The project is called the Greater Idaho Movement, and though they don’t have any realistic possibility of seeing the voting counties to join Idaho since both state legislatures and Congress would have to approve, the organizers say the votes will show the current liberal Beaver State political structure that more attention must be given to the needs of those in the conservative eastern Oregon rural communities.



The Chicago non-partisan mayoral primary is complete and as recent polling suggested was a possible outcome, incumbent Mayor Lori Lightfoot (D) fell to defeat without even qualifying for the secondary runoff election. Chicago Schools former CEO Paul Vallas and Cook County Commissioner Brandon Johnson will advance to the April 4th election, and that vote will decide who becomes the new Mayor. Ms.

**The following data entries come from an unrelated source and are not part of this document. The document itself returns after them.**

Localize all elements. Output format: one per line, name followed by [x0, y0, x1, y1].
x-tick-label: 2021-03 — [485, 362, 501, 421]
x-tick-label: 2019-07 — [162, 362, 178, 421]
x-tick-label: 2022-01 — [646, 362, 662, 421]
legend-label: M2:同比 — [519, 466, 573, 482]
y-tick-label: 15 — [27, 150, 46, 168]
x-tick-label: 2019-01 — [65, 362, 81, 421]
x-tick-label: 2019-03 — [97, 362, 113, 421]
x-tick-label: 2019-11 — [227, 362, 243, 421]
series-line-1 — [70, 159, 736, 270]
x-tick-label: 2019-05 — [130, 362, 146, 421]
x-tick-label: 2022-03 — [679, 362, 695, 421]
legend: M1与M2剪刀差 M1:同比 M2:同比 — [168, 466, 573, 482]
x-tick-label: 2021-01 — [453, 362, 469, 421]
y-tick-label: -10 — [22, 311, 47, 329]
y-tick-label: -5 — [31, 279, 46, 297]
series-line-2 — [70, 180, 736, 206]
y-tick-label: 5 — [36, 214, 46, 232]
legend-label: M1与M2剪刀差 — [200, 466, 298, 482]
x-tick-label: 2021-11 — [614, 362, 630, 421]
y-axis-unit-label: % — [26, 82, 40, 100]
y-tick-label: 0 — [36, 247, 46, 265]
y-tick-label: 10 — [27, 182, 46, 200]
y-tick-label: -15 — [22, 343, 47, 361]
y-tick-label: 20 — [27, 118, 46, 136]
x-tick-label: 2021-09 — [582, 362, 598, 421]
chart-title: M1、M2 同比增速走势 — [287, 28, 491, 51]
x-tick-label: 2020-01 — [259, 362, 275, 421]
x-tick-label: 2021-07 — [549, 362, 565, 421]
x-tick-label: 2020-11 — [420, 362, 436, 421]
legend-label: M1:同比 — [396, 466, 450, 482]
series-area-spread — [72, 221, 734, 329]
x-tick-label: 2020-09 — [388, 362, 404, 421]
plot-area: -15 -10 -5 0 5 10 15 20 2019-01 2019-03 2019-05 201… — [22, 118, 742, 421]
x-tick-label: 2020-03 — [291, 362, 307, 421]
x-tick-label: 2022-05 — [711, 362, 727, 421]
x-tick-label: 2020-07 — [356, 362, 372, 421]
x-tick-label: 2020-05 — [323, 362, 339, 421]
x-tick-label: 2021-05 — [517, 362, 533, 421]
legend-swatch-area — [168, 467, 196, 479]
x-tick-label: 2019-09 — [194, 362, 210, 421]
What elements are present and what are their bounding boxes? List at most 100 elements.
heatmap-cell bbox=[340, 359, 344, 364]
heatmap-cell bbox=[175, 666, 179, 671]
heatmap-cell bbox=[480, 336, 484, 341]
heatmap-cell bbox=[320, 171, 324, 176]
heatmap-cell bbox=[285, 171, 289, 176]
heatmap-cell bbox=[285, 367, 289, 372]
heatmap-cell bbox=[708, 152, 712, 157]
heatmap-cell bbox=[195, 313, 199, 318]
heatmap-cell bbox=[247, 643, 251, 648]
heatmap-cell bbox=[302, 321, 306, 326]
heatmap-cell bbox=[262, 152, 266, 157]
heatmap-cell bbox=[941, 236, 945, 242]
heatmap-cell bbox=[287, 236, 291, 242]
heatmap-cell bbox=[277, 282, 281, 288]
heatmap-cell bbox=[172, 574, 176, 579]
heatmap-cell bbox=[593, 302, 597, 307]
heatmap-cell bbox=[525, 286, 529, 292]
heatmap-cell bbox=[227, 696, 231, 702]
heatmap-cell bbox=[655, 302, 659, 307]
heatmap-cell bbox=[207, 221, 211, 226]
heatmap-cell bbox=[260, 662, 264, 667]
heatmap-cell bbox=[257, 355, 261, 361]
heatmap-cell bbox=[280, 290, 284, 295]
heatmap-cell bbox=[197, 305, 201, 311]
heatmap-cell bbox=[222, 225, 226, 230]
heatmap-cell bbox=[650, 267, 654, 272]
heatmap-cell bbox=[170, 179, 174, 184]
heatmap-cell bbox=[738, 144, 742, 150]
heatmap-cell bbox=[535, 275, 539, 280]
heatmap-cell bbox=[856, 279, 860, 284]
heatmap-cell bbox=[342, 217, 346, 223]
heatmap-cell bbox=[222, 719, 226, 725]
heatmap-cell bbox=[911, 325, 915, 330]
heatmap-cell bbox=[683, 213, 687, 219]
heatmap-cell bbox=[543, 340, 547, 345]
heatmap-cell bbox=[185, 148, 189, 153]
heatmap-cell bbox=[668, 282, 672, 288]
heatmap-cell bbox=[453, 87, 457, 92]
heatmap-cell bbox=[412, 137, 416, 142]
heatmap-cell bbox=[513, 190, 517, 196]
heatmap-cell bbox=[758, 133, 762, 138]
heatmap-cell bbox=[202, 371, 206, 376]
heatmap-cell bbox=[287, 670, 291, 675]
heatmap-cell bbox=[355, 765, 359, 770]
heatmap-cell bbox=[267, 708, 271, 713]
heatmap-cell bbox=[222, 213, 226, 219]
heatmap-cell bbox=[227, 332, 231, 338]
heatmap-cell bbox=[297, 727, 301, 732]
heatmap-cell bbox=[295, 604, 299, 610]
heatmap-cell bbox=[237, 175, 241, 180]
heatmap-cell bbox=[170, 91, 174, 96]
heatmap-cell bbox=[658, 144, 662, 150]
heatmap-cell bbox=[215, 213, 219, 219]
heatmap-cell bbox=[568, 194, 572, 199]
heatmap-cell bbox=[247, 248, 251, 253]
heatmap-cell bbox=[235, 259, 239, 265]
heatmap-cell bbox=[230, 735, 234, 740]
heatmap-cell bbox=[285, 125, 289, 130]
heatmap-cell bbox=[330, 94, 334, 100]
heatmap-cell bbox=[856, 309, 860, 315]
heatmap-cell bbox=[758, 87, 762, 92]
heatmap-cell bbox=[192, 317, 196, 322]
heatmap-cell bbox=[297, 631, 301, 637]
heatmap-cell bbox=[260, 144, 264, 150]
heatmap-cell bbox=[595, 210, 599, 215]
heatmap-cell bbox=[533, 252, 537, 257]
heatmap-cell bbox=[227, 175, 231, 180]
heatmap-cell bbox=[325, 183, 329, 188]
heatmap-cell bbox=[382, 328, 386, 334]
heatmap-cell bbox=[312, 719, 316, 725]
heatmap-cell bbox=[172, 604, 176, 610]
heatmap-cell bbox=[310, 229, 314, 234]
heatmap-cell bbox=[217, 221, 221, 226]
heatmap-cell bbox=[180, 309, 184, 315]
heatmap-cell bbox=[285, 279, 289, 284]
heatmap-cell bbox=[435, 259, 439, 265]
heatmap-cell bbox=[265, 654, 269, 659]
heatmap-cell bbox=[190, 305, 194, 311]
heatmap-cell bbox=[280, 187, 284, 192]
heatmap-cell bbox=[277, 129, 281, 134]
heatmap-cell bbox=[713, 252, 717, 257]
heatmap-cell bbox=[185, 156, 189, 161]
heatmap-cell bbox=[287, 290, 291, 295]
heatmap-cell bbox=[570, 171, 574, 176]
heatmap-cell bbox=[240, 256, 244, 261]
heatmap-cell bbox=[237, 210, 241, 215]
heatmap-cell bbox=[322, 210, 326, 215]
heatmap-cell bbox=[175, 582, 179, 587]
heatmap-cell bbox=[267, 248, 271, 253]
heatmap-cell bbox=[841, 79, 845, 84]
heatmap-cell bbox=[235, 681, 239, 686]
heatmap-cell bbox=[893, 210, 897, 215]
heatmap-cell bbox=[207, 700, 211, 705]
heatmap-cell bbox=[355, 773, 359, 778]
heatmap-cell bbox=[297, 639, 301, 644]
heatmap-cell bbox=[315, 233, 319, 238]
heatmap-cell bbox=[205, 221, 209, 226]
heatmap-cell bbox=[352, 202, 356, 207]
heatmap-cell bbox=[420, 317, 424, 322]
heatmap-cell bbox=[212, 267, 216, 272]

Lightfoot finished a poor third in the field of nine candidates. A total of 83% of the voters chose a candidate other than the incumbent. US Rep. Jesus “Chuy” Garcia (D-Chicago), who began as the race polling leader, placed fourth.

Mr. Vallas had cemented his runoff position since late January. In the last eleven polls conducted of this Mayor’s race, Mr. Vallas secured a runoff position in every instance. The primary result was the ultimate turnaround for Mr. Vallas. In 2019, he finished dead last in a different field of nine candidates.

Though a Democrat, Mr. Vallas was clearly the most conservative candidate in the non-partisan primary race and the runoff against the more progressive Commissioner Johnson promises to be an interesting one. We can count on seeing a campaign strategy based upon ideological contrast from Johnson, whereas Vallas will continue his emphasis on the crime issue.